SALAM PAPUA (TIMIKA) – Menyadari pentingnya pengetahuan kesehatan seksual dan reproduksi bagi peserta didik, sebanyak 30 guru dari berbagai Sekolah Menengah Atas (SMA) di Kota Timika mengikuti Pelatihan Kesehatan Seksual dan Reproduksi bagi Guru SMA.

Pelatihan ini diselenggarakan oleh Pemerintah Kabupaten Mimika melalui Dinas Kesehatan bekerja sama dengan Yayasan Melati Peduli Timika yang diketuai Martha Pussung, dengan menghadirkan dua pemateri dari Merauke melalui Yayasan Cenderawasih Bersatu (YCB) Papua, yakni Sefnat JD Lobwaer dan Trifosa Sri Murni. Kegiatan berlangsung di Hotel Horison Ultima Timika, Jalan Hasanuddin Timika pada 8–10 Desember 2025.

Moderator kegiatan, Kartika Dewi Dayoh, menjelaskan bahwa pelatihan ini bertujuan meningkatkan kapasitas tenaga pendidik dalam memahami isu kesehatan seksual dan reproduksi, seiring meningkatnya kasus kekerasan seksual serta infeksi menular seksual (IMS) di kalangan remaja.

“Tujuan kami sebenarnya tidak hanya untuk guru SMA, tetapi tenaga pendidik secara lebih luas. Guru sering kali mengetahui berbagai persoalan yang terjadi di lingkungan sekolah, termasuk kasus kekerasan seksual,” ujar Kartika.

Ia menambahkan, sasaran utama pelatihan adalah guru BK dan kesiswaan di SMA serta perguruan tinggi, mengingat angka IMS di kalangan remaja tahun ini tergolong cukup tinggi.

“Sekolah adalah rumah kedua bagi anak-anak. Selain keluarga, guru menjadi orang dewasa yang paling dekat dengan mereka. Informasi dan rasa aman yang mereka dapatkan di sekolah sangat penting,” jelasnya.

Menurut Kartika, peran guru sangat krusial ketika anak-anak menghadapi situasi tidak nyaman di rumah. Guru diharapkan menjadi tempat berbagi yang aman serta mampu melakukan pendampingan secara tepat.

“Peserta pelatihan ini sebagian besar guru BK dan kesiswaan. Konsepnya mirip dengan Satuan Tugas PPKS di kampus, yaitu mencegah dan menangani kekerasan seksual, perundungan, dan bentuk kekerasan lainnya di lingkungan pendidikan,” terangnya.

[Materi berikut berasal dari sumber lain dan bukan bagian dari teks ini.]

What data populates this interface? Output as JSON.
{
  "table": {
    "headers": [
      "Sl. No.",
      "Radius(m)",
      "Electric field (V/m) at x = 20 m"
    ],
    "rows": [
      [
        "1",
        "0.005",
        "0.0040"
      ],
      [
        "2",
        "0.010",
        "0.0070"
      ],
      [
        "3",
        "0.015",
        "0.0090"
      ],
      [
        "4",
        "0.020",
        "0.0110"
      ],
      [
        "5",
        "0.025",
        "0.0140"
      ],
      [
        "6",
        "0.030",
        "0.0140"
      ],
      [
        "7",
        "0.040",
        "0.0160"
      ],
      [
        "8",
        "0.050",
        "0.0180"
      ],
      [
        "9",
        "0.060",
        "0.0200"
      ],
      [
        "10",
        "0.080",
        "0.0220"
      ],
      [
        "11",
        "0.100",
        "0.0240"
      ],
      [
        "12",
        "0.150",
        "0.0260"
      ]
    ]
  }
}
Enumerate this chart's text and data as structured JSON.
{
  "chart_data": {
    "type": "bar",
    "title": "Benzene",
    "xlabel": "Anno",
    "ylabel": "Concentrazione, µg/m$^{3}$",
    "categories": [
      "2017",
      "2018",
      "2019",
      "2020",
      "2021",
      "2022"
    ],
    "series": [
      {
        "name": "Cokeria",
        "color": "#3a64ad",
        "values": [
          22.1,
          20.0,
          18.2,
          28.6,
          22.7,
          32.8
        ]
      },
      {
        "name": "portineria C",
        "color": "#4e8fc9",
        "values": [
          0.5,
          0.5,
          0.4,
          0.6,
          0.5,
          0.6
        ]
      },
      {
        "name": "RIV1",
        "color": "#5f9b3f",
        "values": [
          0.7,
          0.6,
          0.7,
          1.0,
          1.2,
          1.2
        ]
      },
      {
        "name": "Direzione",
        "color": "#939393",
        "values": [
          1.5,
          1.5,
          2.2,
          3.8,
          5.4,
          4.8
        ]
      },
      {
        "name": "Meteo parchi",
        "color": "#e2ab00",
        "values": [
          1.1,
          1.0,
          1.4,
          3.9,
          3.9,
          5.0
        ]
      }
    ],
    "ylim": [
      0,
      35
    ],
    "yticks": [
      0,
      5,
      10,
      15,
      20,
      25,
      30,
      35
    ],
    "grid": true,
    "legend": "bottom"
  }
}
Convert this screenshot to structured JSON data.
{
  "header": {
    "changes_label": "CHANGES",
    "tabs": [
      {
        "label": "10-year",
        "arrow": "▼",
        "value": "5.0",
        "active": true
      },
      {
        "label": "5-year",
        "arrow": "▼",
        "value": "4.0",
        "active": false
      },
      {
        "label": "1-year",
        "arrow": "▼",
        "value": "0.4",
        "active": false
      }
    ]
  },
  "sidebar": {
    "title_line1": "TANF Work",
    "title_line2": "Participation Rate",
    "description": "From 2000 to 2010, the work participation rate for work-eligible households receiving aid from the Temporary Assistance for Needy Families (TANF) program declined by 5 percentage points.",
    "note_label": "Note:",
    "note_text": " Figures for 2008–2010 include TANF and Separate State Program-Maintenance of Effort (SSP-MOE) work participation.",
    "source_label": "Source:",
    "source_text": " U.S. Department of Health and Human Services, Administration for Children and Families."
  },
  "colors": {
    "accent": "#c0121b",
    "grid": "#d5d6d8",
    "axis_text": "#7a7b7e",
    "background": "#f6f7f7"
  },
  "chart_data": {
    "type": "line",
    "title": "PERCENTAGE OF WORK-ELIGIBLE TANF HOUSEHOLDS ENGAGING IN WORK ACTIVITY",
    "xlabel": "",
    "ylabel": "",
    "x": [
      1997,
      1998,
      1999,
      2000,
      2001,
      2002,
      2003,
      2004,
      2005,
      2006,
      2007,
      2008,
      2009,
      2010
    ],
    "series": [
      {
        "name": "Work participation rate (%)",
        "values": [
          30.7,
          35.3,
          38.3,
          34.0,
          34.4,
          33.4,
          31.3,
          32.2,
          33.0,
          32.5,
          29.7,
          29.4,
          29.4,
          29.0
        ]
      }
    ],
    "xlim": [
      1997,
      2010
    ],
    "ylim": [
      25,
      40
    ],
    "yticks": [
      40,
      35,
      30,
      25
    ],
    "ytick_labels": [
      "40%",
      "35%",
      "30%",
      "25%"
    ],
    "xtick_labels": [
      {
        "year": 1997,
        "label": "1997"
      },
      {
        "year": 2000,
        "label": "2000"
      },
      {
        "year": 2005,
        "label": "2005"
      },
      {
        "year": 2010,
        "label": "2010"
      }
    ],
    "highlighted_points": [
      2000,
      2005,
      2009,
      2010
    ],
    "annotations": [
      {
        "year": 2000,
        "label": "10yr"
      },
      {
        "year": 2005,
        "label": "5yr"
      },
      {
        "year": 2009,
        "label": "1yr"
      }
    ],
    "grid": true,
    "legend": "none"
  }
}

Sementara itu, narasumber Sefnat JD Lobwaer mengungkapkan bahwa pelatihan ini dilatarbelakangi keprihatinan terhadap meningkatnya perilaku seksual pranikah di kalangan remaja, berdasarkan Survei STPP 2024 yang dilakukan Kementerian Kesehatan bersama Universitas Indonesia.

“Di enam provinsi di Tanah Papua terjadi peningkatan perilaku seks pranikah di kalangan anak muda, dan angkanya cukup tinggi. Yang lebih memprihatinkan, sekitar tiga persen lebih melakukan seks kasual, yakni hubungan seksual tanpa ikatan emosional,” ungkap Sefnat.

Selain itu, ia menyebut kelompok usia 15–24 tahun dalam setahun terakhir menunjukkan peningkatan aktivitas seksual sesama jenis, yang menuntut pendekatan edukasi yang lebih tepat dan manusiawi.

“Guru perlu memahami karakteristik seksual remaja dan melakukan pendekatan yang mampu mendorong perubahan perilaku positif,” tambahnya.

Sefnat juga menyoroti tingginya kasus kekerasan seksual terhadap anak di Timika dalam dua tahun terakhir, meski daerah ini menyandang predikat Kota Layak Anak.

“Guru adalah garda terakhir pembinaan setelah keluarga. Mereka menjadi penjaga agar anak-anak tidak terjerumus pada perilaku yang dapat merusak masa depan mereka,” pungkasnya.